Summer in Tbilisi means sweet and sour cherries, plums, apricots, peaches, fresh figs, watermelons and, most importantly, tomatoes that taste the way God intended them to. It’s a season bursting with flavors – but there’s a hitch. Tbilisi summers are oppressively hot and humid, the thick, gritty city air leaves a mucky film on the roof of your mouth, stifling your appetite and keeping you out of your favorite local eateries. Everyone evacuates the capital in the summer, and if we can’t manage to get out of town for weeks on end, we can at least drive 15 minutes to spend an afternoon at Armazis Kheoba for some lungfuls of fresh air and beef liver mtsvadi.
Armazis Kheoba is tucked in a steep gorge along the southern bank of the Mtkvari River in the village of Armazi, a few kilometers west of Georgia’s ancient capital of Mtskheta. It is a quiet, beguiling stretch of deep green topography with a history that goes back to pre-Christianity: Armazi, named after an ancient pagan god, was a royal citadel that fell in the 8th century when Arab invaders razed it to the ground. Today, it’s a nondescript little village strung along the banks of the river that you would overlook if not for the handful of restaurants scattered between the huge riverside beeches and cottonwoods.
The restaurant’s history goes back to August 2008. Owner Gaga Makarashvili was putting the final touches on it when Russians bombed Gori and invaded Georgia. As they advanced some 15 kilometers from Mtsketa, many people fled to Tbilisi, but Makarashvili stayed on and continued working with a jittery determination. Armazis Kheoba officially opened on September 25, 2008, with a wedding party, although Russians were still occupying villages in a “buffer zone” around South Ossetia.
In fact, it was a wedding party two years to the day of its opening that first brought us here. Aesthetic landscaping not only makes it an idyllic place for a wedding reception, but it is also an ideal spot to unleash your kids and let them run hog wild as you sip – or gulp, as the case may be – the house wine, made from local indigenous Chinuri grapes at the Makarashvilis’ nearby vineyard. Georgian restaurants are by nature “family restaurants,” some more child-friendly than others (read: cigarette smoke), but Armazis Kheoba feels more like a park that serves really good food; even dogs are judiciously welcomed.
Armazis Kheoba is not a typical gastronomic experience. It’s a holiday.
The presence of a Kakhetian chef assures a menu heavy on the barbecue, with mtsvadi asorti – an assortment of various skewered meats arranged teepee-style on your table – a house specialty.
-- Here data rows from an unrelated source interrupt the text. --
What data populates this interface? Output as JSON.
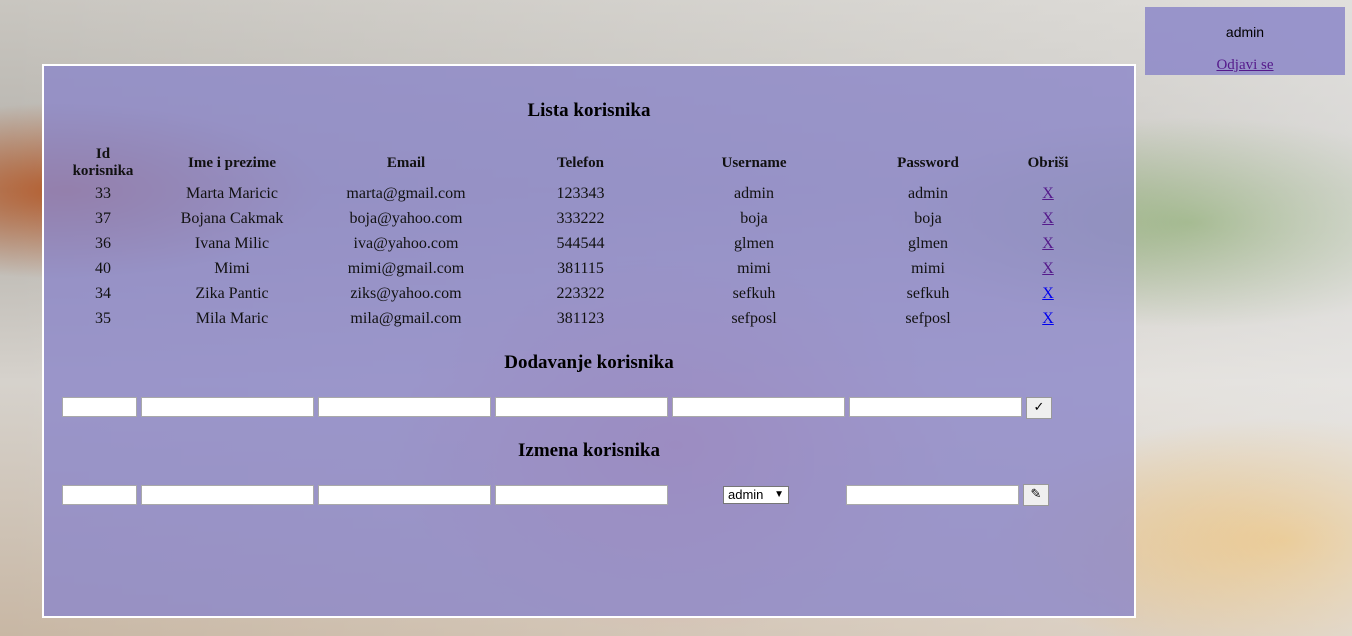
{
  "header": {
    "user": "admin",
    "logout_label": "Odjavi se"
  },
  "list": {
    "title": "Lista korisnika",
    "columns": [
      "Id korisnika",
      "Ime i prezime",
      "Email",
      "Telefon",
      "Username",
      "Password",
      "Obriši"
    ],
    "rows": [
      {
        "id": "33",
        "name": "Marta Maricic",
        "email": "marta@gmail.com",
        "phone": "123343",
        "username": "admin",
        "password": "admin",
        "delete": "X"
      },
      {
        "id": "37",
        "name": "Bojana Cakmak",
        "email": "boja@yahoo.com",
        "phone": "333222",
        "username": "boja",
        "password": "boja",
        "delete": "X"
      },
      {
        "id": "36",
        "name": "Ivana Milic",
        "email": "iva@yahoo.com",
        "phone": "544544",
        "username": "glmen",
        "password": "glmen",
        "delete": "X"
      },
      {
        "id": "40",
        "name": "Mimi",
        "email": "mimi@gmail.com",
        "phone": "381115",
        "username": "mimi",
        "password": "mimi",
        "delete": "X"
      },
      {
        "id": "34",
        "name": "Zika Pantic",
        "email": "ziks@yahoo.com",
        "phone": "223322",
        "username": "sefkuh",
        "password": "sefkuh",
        "delete": "X"
      },
      {
        "id": "35",
        "name": "Mila Maric",
        "email": "mila@gmail.com",
        "phone": "381123",
        "username": "sefposl",
        "password": "sefposl",
        "delete": "X"
      }
    ]
  },
  "add": {
    "title": "Dodavanje korisnika",
    "submit_icon": "✓"
  },
  "edit": {
    "title": "Izmena korisnika",
    "role_selected": "admin",
    "submit_icon": "✎"
  }
}
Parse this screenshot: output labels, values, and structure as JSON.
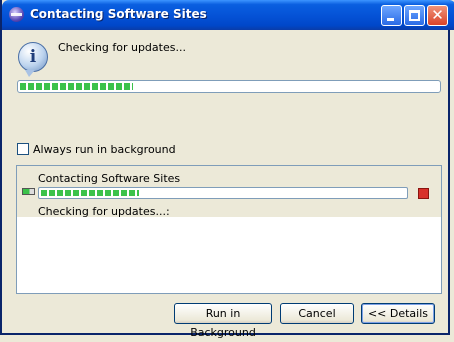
{
  "window": {
    "title": "Contacting Software Sites",
    "controls": {
      "close": "✕"
    }
  },
  "icon": {
    "info": "i"
  },
  "message": "Checking for updates...",
  "main_progress": {
    "fraction": 0.27
  },
  "background_option": {
    "label": "Always run in background",
    "checked": false
  },
  "details": {
    "job_title": "Contacting Software Sites",
    "job_progress": {
      "fraction": 0.27
    },
    "job_status": "Checking for updates...:"
  },
  "buttons": {
    "run_in_background": "Run in Background",
    "cancel": "Cancel",
    "details": "<< Details"
  },
  "colors": {
    "progress_green": "#3bc24a",
    "titlebar_blue": "#0553d7",
    "stop_red": "#d8312a"
  }
}
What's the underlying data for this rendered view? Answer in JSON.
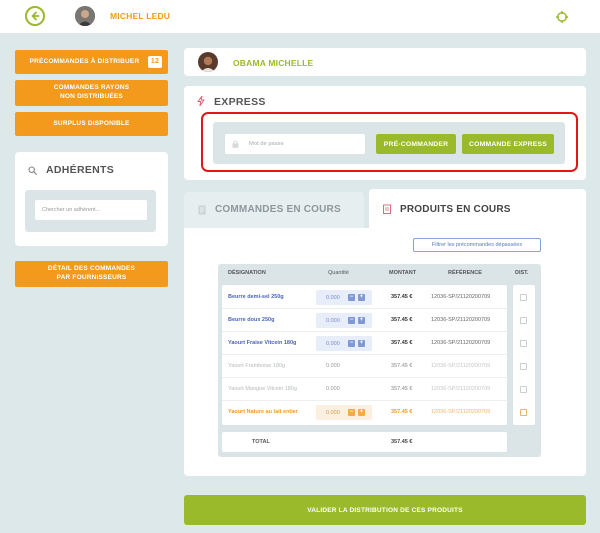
{
  "header": {
    "user_name": "MICHEL LEDU"
  },
  "sidebar": {
    "preorders_label": "PRÉCOMMANDES À DISTRIBUER",
    "preorders_count": "12",
    "shelf_orders_line1": "COMMANDES RAYONS",
    "shelf_orders_line2": "NON DISTRIBUÉES",
    "surplus_label": "SURPLUS DISPONIBLE",
    "members_title": "ADHÉRENTS",
    "member_search_placeholder": "Chercher un adhérent...",
    "supplier_orders_line1": "DÉTAIL DES COMMANDES",
    "supplier_orders_line2": "PAR FOURNISSEURS"
  },
  "member": {
    "name": "OBAMA MICHELLE"
  },
  "express": {
    "title": "EXPRESS",
    "password_placeholder": "Mot de passe",
    "preorder_label": "PRÉ-COMMANDER",
    "express_order_label": "COMMANDE EXPRESS"
  },
  "tabs": {
    "orders_in_progress": "COMMANDES EN COURS",
    "products_in_progress": "PRODUITS EN COURS"
  },
  "filter_label": "Filtrer les précommandes dépassées",
  "table": {
    "headers": {
      "designation": "DÉSIGNATION",
      "quantity": "Quantité",
      "amount": "MONTANT",
      "reference": "RÉFÉRENCE",
      "dist": "DIST."
    },
    "rows": [
      {
        "name": "Beurre demi-sel 250g",
        "qty": "0.000",
        "amount": "357.45 €",
        "ref": "12036-SP/21120200709"
      },
      {
        "name": "Beurre doux 250g",
        "qty": "0.000",
        "amount": "357.45 €",
        "ref": "12036-SP/21120200709"
      },
      {
        "name": "Yaourt Fraise Vitcein 180g",
        "qty": "0.000",
        "amount": "357.45 €",
        "ref": "12036-SP/21120200709"
      },
      {
        "name": "Yaourt Framboise 180g",
        "qty": "0.000",
        "amount": "357.45 €",
        "ref": "12036-SP/21120200709"
      },
      {
        "name": "Yaourt Mangue Vitcein 180g",
        "qty": "0.000",
        "amount": "357.45 €",
        "ref": "12036-SP/21120200709"
      },
      {
        "name": "Yaourt Nature au lait entier",
        "qty": "0.000",
        "amount": "357.45 €",
        "ref": "12036-SP/21120200709"
      }
    ],
    "total_label": "TOTAL",
    "total_amount": "357.45 €"
  },
  "validate_label": "VALIDER LA DISTRIBUTION DE CES PRODUITS",
  "colors": {
    "accent_green": "#9aba2c",
    "accent_orange": "#f39a1d",
    "link_blue": "#4a64b8",
    "highlight_red": "#e01818"
  }
}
Not everyone offers liver mtsvadi, and no one we’ve come across inserts the chunks of liver in natural sausage casing before roasting over the coals, which adds a smoky, piquant layer of flavor to the meat. The oven-roasted veal chops, smothered in adjika, a fierce red pepper paste, are also a must-order.
Yet even if the smell of pork broiling over wood coals is not your thing, there are plenty of vegetable dishes that will rock your taste buds, like pkhali, which is generally a leafy vegetable like spinach or beet greens ground into a paste with walnuts, garlic, onions and vinegar. Pkhali is one of those things that is ordered out of habit and is often the one dish that is always left behind on the table when everything else has been licked clean. Usually, it’s the vinegar that’s to blame or an absence of spice. Other times it’s the lack of freshness. Whatever the case, it all boils down to a lack of heart. Armazis Kheoba puts the same care into its pkhali as it does into ensuring the mtsvadi is neither under- nor overcooked. The leek pkhali, in particular, is worth writing home about, as is their eggplant stuffed with walnuts (we ordered two of those).
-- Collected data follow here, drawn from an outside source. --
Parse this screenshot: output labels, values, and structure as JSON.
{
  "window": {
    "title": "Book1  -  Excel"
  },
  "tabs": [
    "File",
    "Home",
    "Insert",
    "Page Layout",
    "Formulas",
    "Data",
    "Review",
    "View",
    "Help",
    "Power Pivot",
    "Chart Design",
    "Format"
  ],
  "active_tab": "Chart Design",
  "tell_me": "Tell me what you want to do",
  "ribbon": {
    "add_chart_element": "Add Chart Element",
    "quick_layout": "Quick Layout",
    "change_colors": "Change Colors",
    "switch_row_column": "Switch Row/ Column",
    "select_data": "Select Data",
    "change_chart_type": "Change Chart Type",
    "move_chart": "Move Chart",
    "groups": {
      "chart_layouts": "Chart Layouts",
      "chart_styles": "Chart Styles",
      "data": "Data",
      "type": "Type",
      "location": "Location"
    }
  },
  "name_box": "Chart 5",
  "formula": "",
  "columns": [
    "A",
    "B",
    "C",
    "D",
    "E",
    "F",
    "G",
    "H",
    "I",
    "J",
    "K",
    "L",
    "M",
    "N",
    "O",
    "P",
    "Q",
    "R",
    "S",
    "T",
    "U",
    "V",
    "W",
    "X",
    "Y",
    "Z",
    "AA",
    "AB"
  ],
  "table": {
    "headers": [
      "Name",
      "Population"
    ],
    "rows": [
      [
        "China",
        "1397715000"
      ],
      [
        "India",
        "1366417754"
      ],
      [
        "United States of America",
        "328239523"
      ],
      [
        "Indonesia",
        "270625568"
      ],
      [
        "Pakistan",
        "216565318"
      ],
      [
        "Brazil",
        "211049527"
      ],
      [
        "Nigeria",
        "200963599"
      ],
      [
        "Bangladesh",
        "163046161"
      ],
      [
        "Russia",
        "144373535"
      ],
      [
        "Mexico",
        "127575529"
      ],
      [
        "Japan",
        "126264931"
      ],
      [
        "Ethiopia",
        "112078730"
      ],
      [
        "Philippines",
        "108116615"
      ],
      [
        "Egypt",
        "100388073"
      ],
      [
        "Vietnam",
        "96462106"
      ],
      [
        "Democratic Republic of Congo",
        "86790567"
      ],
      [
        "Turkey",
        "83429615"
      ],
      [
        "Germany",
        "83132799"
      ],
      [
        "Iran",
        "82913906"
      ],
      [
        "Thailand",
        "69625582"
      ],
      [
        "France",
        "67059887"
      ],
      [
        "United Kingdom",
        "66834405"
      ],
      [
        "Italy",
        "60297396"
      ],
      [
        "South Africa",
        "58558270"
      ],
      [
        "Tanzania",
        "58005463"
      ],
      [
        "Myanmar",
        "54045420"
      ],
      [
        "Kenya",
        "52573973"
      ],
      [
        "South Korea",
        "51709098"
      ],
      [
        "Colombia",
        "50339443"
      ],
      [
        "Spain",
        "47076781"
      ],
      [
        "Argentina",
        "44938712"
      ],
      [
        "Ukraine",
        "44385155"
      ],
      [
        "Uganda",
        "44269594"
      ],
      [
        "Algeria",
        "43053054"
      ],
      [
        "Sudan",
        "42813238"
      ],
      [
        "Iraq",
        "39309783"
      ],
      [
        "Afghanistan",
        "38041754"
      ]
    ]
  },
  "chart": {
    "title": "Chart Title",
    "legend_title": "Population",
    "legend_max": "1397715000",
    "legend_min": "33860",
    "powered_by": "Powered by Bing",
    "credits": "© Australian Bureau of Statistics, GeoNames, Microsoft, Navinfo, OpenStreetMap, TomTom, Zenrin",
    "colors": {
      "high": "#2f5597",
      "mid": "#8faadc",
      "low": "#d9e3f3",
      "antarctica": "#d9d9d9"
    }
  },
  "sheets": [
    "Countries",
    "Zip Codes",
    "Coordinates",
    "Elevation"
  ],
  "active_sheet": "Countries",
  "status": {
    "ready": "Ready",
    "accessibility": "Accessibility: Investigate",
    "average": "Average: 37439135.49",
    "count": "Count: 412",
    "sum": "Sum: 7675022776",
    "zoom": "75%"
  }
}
Tkemali is a sour green plum sauce Georgians use the way Americans use ketchup. It’s a dipping sauce people put on eggs, potatoes and roasted meat, while others, like our daughter, love it on khachapuri – cheese pie. Armazis Kheoba takes special pride in its tkemali, which is made from plums grown on the premises.
Armazis Kheoba is not a typical gastronomic experience. It’s a holiday. You arrive in the afternoon, and before you know it, it’s seven o’clock, and a Tbilisi folk band steps on the stage to perform traditional songs under the big pavilion. The kids know what’s cool and are the first to dance. Then the wine begins to loosen the legs of the adults and, wedding or not, we’re all on the dance floor working off the calories we have just consumed. Then the band takes a break, and we get back to our tables to nibble on whatever is left on our plates and order more wine.